Thailand, People and Society
Indian king, Thai people, Southeast Asian countries, mosquitoes, population density
Thailand (known until 1939 as Siam) has never been heavily populated. In 1668 an Indian king was reported to have commented somewhat disparagingly to a Siamese visitor that “the King of Golconda is a king of men, while your king is only a king of the forests and the mosquitoes!” By the 1800s Thailand’s population remained low at 2,000,000, and by 1950 it had risen to only 20,041,628. By 2002 the total population had increased to 62,354,402, giving a population density of 122 persons per sq km (315 per sq mi), still one of the lowest in Asia.
Residents of cities are 22 percent of Thailand’s inhabitants. More than 10 percent is concentrated in Bangkok, where serious problems of overcrowding do exist. Since World War II, a significant number of rural Thai have moved from the countryside to cities in search of better economic opportunities. Many Thai people also have migrated abroad either on a permanent basis, mainly to the United States and Canada, or on a temporary one, as migrant laborers, to other Southeast Asian countries (such as Singapore) and to countries of the Middle East.

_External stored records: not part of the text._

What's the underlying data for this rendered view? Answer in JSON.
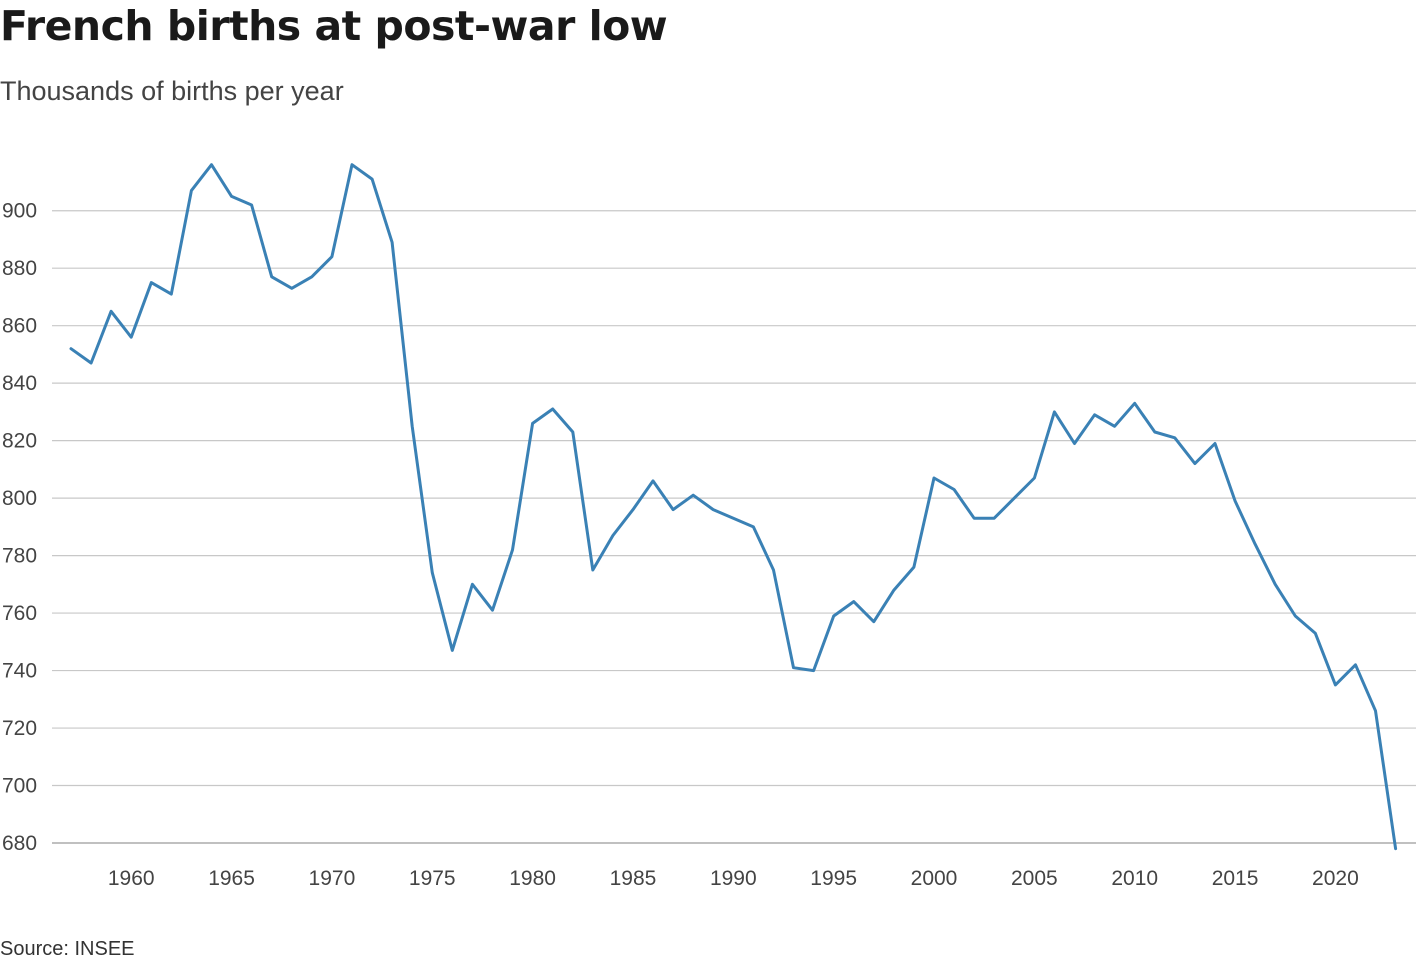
{
  "header": {
    "title": "French births at post-war low",
    "subtitle": "Thousands of births per year"
  },
  "footer": {
    "source": "Source: INSEE"
  },
  "chart_data": {
    "type": "line",
    "title": "French births at post-war low",
    "subtitle": "Thousands of births per year",
    "xlabel": "",
    "ylabel": "Thousands of births per year",
    "xlim": [
      1955.5,
      2024
    ],
    "ylim": [
      676,
      918
    ],
    "grid": "horizontal",
    "y_ticks": [
      680,
      700,
      720,
      740,
      760,
      780,
      800,
      820,
      840,
      860,
      880,
      900
    ],
    "x_ticks": [
      1960,
      1965,
      1970,
      1975,
      1980,
      1985,
      1990,
      1995,
      2000,
      2005,
      2010,
      2015,
      2020
    ],
    "color": "#3a81b5",
    "series": [
      {
        "x": [
          1957,
          1958,
          1959,
          1960,
          1961,
          1962,
          1963,
          1964,
          1965,
          1966,
          1967,
          1968,
          1969,
          1970,
          1971,
          1972,
          1973,
          1974,
          1975,
          1976,
          1977,
          1978,
          1979,
          1980,
          1981,
          1982,
          1983,
          1984,
          1985,
          1986,
          1987,
          1988,
          1989,
          1990,
          1991,
          1992,
          1993,
          1994,
          1995,
          1996,
          1997,
          1998,
          1999,
          2000,
          2001,
          2002,
          2003,
          2004,
          2005,
          2006,
          2007,
          2008,
          2009,
          2010,
          2011,
          2012,
          2013,
          2014,
          2015,
          2016,
          2017,
          2018,
          2019,
          2020,
          2021,
          2022,
          2023
        ],
        "values": [
          852,
          847,
          865,
          856,
          875,
          871,
          907,
          916,
          905,
          902,
          877,
          873,
          877,
          884,
          916,
          911,
          889,
          825,
          774,
          747,
          770,
          761,
          782,
          826,
          831,
          823,
          775,
          787,
          796,
          806,
          796,
          801,
          796,
          793,
          790,
          775,
          741,
          740,
          759,
          764,
          757,
          768,
          776,
          807,
          803,
          793,
          793,
          800,
          807,
          830,
          819,
          829,
          825,
          833,
          823,
          821,
          812,
          819,
          799,
          784,
          770,
          759,
          753,
          735,
          742,
          726,
          678
        ]
      }
    ]
  }
}
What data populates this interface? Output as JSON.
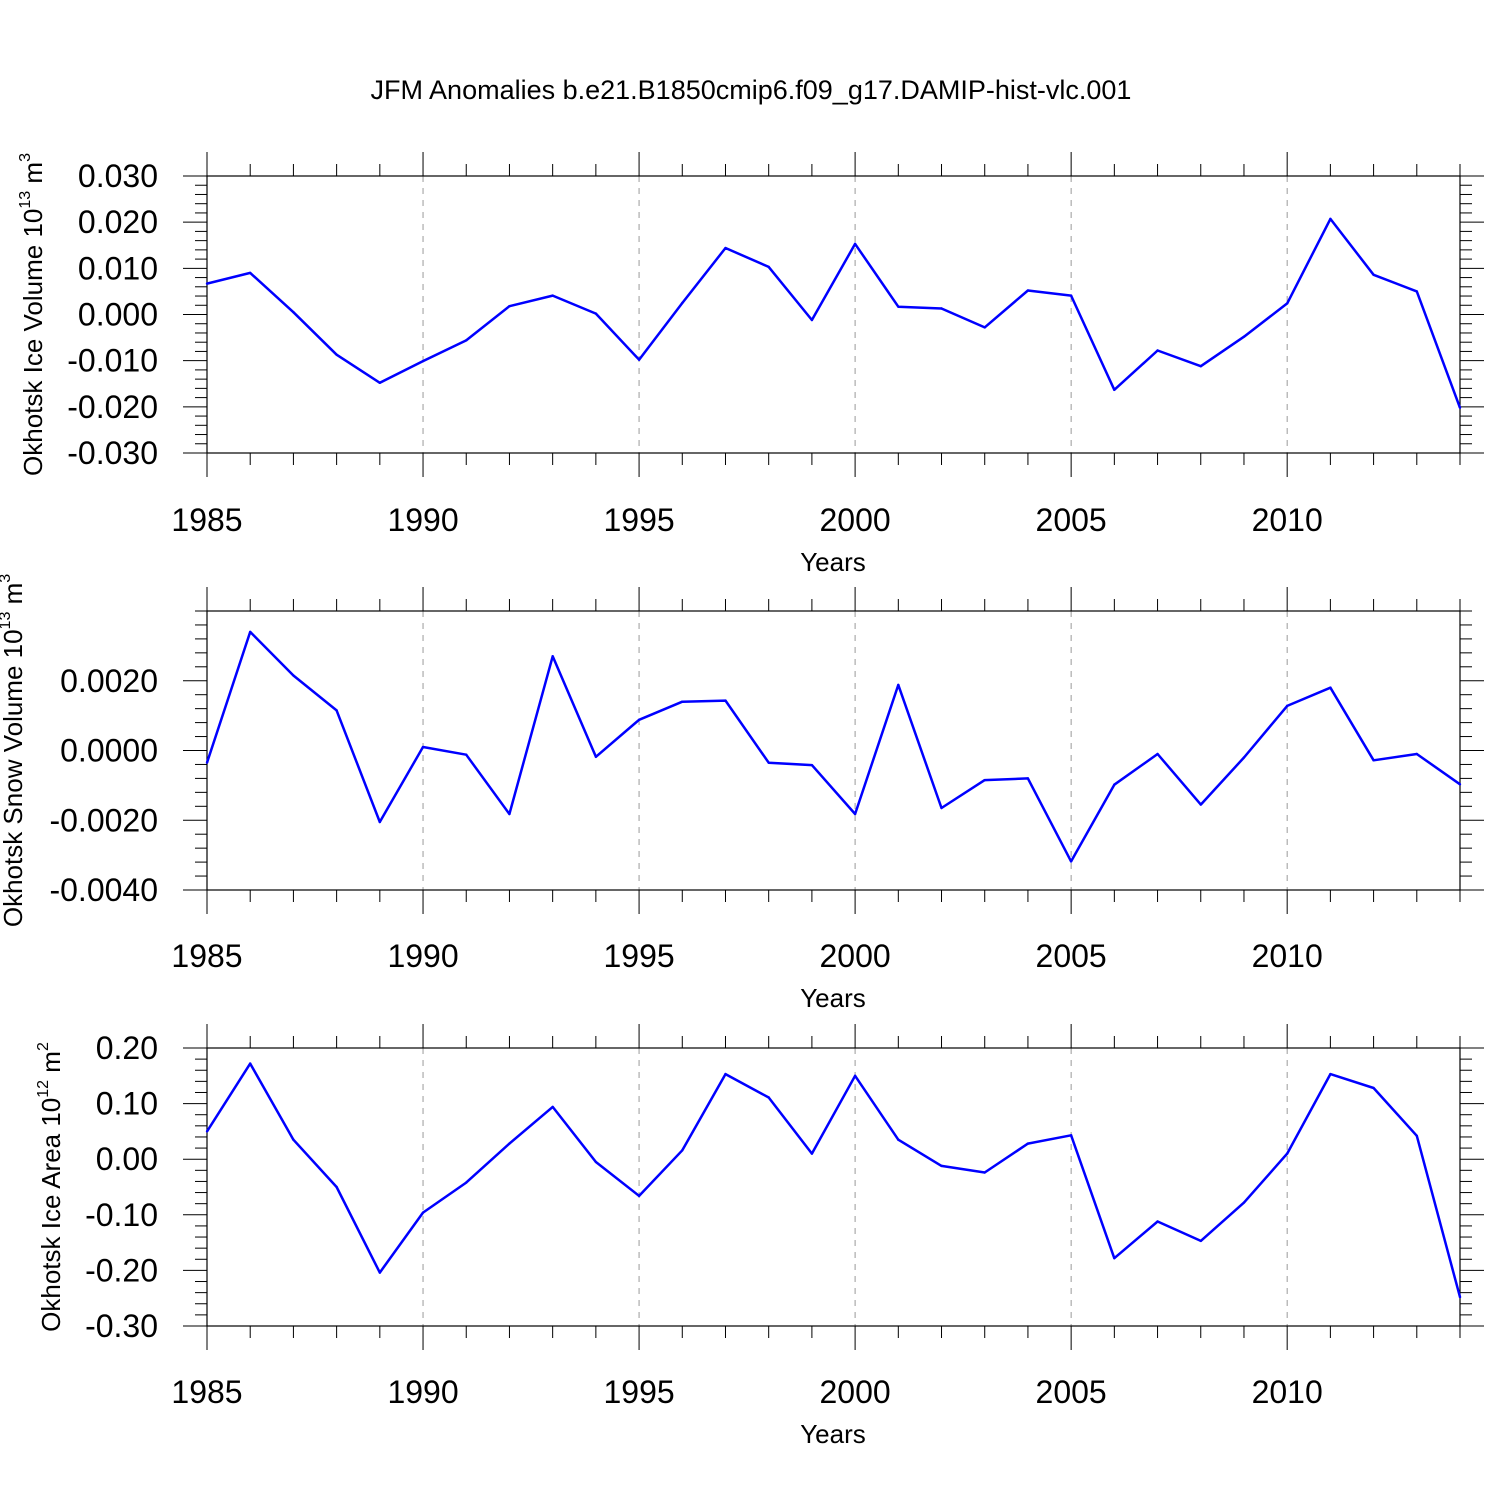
{
  "title": "JFM Anomalies b.e21.B1850cmip6.f09_g17.DAMIP-hist-vlc.001",
  "colors": {
    "line": "#0000ff",
    "axes": "#000000",
    "grid": "#9a9a9a"
  },
  "chart_data": [
    {
      "type": "line",
      "ylabel": {
        "text": "Okhotsk Ice Volume 10",
        "exp": "13",
        "unit": "m",
        "unit_exp": "3"
      },
      "xlabel": "Years",
      "xlim": [
        1985,
        2014
      ],
      "ylim": [
        -0.03,
        0.03
      ],
      "grid": "vertical dashed at labeled years",
      "x_ticks": [
        "1985",
        "1990",
        "1995",
        "2000",
        "2005",
        "2010"
      ],
      "y_ticks": [
        "-0.030",
        "-0.020",
        "-0.010",
        "0.000",
        "0.010",
        "0.020",
        "0.030"
      ],
      "y_tick_values": [
        -0.03,
        -0.02,
        -0.01,
        0.0,
        0.01,
        0.02,
        0.03
      ],
      "x": [
        1985,
        1986,
        1987,
        1988,
        1989,
        1990,
        1991,
        1992,
        1993,
        1994,
        1995,
        1996,
        1997,
        1998,
        1999,
        2000,
        2001,
        2002,
        2003,
        2004,
        2005,
        2006,
        2007,
        2008,
        2009,
        2010,
        2011,
        2012,
        2013,
        2014
      ],
      "values": [
        0.0067,
        0.009,
        0.0005,
        -0.0087,
        -0.0148,
        -0.0101,
        -0.0056,
        0.0018,
        0.0041,
        0.0002,
        -0.0098,
        0.0025,
        0.0144,
        0.0103,
        -0.0012,
        0.0153,
        0.0017,
        0.0013,
        -0.0028,
        0.0052,
        0.0041,
        -0.0163,
        -0.0078,
        -0.0112,
        -0.0048,
        0.0024,
        0.0207,
        0.0086,
        0.005,
        -0.0202
      ]
    },
    {
      "type": "line",
      "ylabel": {
        "text": "Okhotsk Snow Volume 10",
        "exp": "13",
        "unit": "m",
        "unit_exp": "3"
      },
      "xlabel": "Years",
      "xlim": [
        1985,
        2014
      ],
      "ylim": [
        -0.004,
        0.004
      ],
      "grid": "vertical dashed at labeled years",
      "x_ticks": [
        "1985",
        "1990",
        "1995",
        "2000",
        "2005",
        "2010"
      ],
      "y_ticks": [
        "-0.0040",
        "-0.0020",
        "0.0000",
        "0.0020"
      ],
      "y_tick_values": [
        -0.004,
        -0.002,
        0.0,
        0.002
      ],
      "x": [
        1985,
        1986,
        1987,
        1988,
        1989,
        1990,
        1991,
        1992,
        1993,
        1994,
        1995,
        1996,
        1997,
        1998,
        1999,
        2000,
        2001,
        2002,
        2003,
        2004,
        2005,
        2006,
        2007,
        2008,
        2009,
        2010,
        2011,
        2012,
        2013,
        2014
      ],
      "values": [
        -0.00035,
        0.0034,
        0.00215,
        0.00115,
        -0.00205,
        0.0001,
        -0.00012,
        -0.00182,
        0.0027,
        -0.00018,
        0.00088,
        0.0014,
        0.00143,
        -0.00035,
        -0.00042,
        -0.00182,
        0.00188,
        -0.00165,
        -0.00085,
        -0.0008,
        -0.00318,
        -0.00098,
        -0.0001,
        -0.00155,
        -0.0002,
        0.00128,
        0.0018,
        -0.00028,
        -0.0001,
        -0.00097
      ]
    },
    {
      "type": "line",
      "ylabel": {
        "text": "Okhotsk Ice Area 10",
        "exp": "12",
        "unit": "m",
        "unit_exp": "2"
      },
      "xlabel": "Years",
      "xlim": [
        1985,
        2014
      ],
      "ylim": [
        -0.3,
        0.2
      ],
      "grid": "vertical dashed at labeled years",
      "x_ticks": [
        "1985",
        "1990",
        "1995",
        "2000",
        "2005",
        "2010"
      ],
      "y_ticks": [
        "-0.30",
        "-0.20",
        "-0.10",
        "0.00",
        "0.10",
        "0.20"
      ],
      "y_tick_values": [
        -0.3,
        -0.2,
        -0.1,
        0.0,
        0.1,
        0.2
      ],
      "x": [
        1985,
        1986,
        1987,
        1988,
        1989,
        1990,
        1991,
        1992,
        1993,
        1994,
        1995,
        1996,
        1997,
        1998,
        1999,
        2000,
        2001,
        2002,
        2003,
        2004,
        2005,
        2006,
        2007,
        2008,
        2009,
        2010,
        2011,
        2012,
        2013,
        2014
      ],
      "values": [
        0.05,
        0.172,
        0.035,
        -0.05,
        -0.204,
        -0.096,
        -0.042,
        0.028,
        0.094,
        -0.005,
        -0.066,
        0.016,
        0.153,
        0.111,
        0.01,
        0.15,
        0.035,
        -0.012,
        -0.024,
        0.028,
        0.043,
        -0.178,
        -0.112,
        -0.147,
        -0.078,
        0.01,
        0.153,
        0.128,
        0.042,
        -0.248
      ]
    }
  ]
}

With an annual rate of population growth of 0.9 percent, Thailand’s population is expected to double in 78 years. However, family size is falling. The Thai have a long tradition of family planning and the use of contraception, which partly reflects the fact that women gain status through their ability to trade rather than through family size. In 2002 the birthrate was 16.4 births per 1,000 people, and the average number of children per woman was 1.9. The proportion of the Thai population that is elderly has grown in recent decades, with 7 percent of the population age 65 or older in 2002. This number is expected to reach 14 percent by 2025.